To support large-scale deep learning (DL) models, Trn1n instances are deployed in EC2 UltraClusters with high-speed EFAv2 networking. EFAv2 speeds up distributed training by delivering up to 50% improvement in collective communications performance over first-generation EFA. You can use the UltraClusters to scale to up to 30,000 Trainium accelerators and get on-demand access to a supercomputer with 6.3 exaflops of compute performance.

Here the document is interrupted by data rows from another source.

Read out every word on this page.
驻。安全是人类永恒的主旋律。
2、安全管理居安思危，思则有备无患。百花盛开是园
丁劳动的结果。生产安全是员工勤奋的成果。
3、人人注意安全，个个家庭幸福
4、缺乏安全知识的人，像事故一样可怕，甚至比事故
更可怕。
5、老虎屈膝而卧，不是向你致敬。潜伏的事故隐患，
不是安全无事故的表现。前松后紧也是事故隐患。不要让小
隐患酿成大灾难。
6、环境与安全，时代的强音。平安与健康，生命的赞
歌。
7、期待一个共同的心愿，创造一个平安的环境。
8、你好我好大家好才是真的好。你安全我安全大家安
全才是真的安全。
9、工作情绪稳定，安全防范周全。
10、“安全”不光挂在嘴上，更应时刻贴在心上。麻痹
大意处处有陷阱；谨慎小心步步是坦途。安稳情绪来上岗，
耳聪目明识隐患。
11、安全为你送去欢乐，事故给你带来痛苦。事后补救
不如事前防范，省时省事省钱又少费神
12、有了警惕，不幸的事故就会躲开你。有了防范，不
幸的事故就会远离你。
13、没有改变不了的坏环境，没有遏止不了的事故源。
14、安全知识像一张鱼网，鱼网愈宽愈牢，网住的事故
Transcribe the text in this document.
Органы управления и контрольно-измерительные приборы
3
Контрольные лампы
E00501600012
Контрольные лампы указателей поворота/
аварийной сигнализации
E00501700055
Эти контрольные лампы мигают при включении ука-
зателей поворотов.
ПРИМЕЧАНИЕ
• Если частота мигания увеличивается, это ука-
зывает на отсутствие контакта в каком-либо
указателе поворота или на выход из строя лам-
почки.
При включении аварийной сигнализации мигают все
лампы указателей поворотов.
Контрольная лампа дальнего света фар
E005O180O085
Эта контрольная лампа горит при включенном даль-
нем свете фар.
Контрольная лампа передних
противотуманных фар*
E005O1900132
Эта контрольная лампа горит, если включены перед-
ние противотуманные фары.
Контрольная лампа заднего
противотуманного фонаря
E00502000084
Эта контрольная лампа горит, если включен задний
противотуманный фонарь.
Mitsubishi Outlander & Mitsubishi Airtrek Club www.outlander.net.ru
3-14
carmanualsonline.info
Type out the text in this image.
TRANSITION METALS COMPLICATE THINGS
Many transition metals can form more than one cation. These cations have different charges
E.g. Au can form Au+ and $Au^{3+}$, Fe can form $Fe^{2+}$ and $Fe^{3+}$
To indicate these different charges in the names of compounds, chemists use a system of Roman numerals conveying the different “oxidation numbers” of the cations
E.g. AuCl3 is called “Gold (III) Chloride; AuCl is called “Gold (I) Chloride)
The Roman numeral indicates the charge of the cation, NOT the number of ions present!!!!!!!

Similar to Trn1, each Trn1n instance has up to 512 GB of high-bandwidth memory, delivers up to 3.4 petaflops of FP16/BF16 compute power, and features NeuronLink, an intra-instance high-bandwidth nonblocking interconnect. AWS Neuron SDK integrates natively with popular machine learning (ML) frameworks, such as PyTorch and TensorFlow, so that you can continue using your existing frameworks and application code to train DL models on Trn1n. Developers can run DL training workloads on Trn1n instances using AWS Deep Learning AMIs, AWS Deep Learning Containers, or managed services such as Amazon Elastic Container Service (Amazon ECS), Amazon Elastic Kubernetes Service (Amazon EKS), AWS ParallelCluster, Amazon SageMaker, and AWS Batch.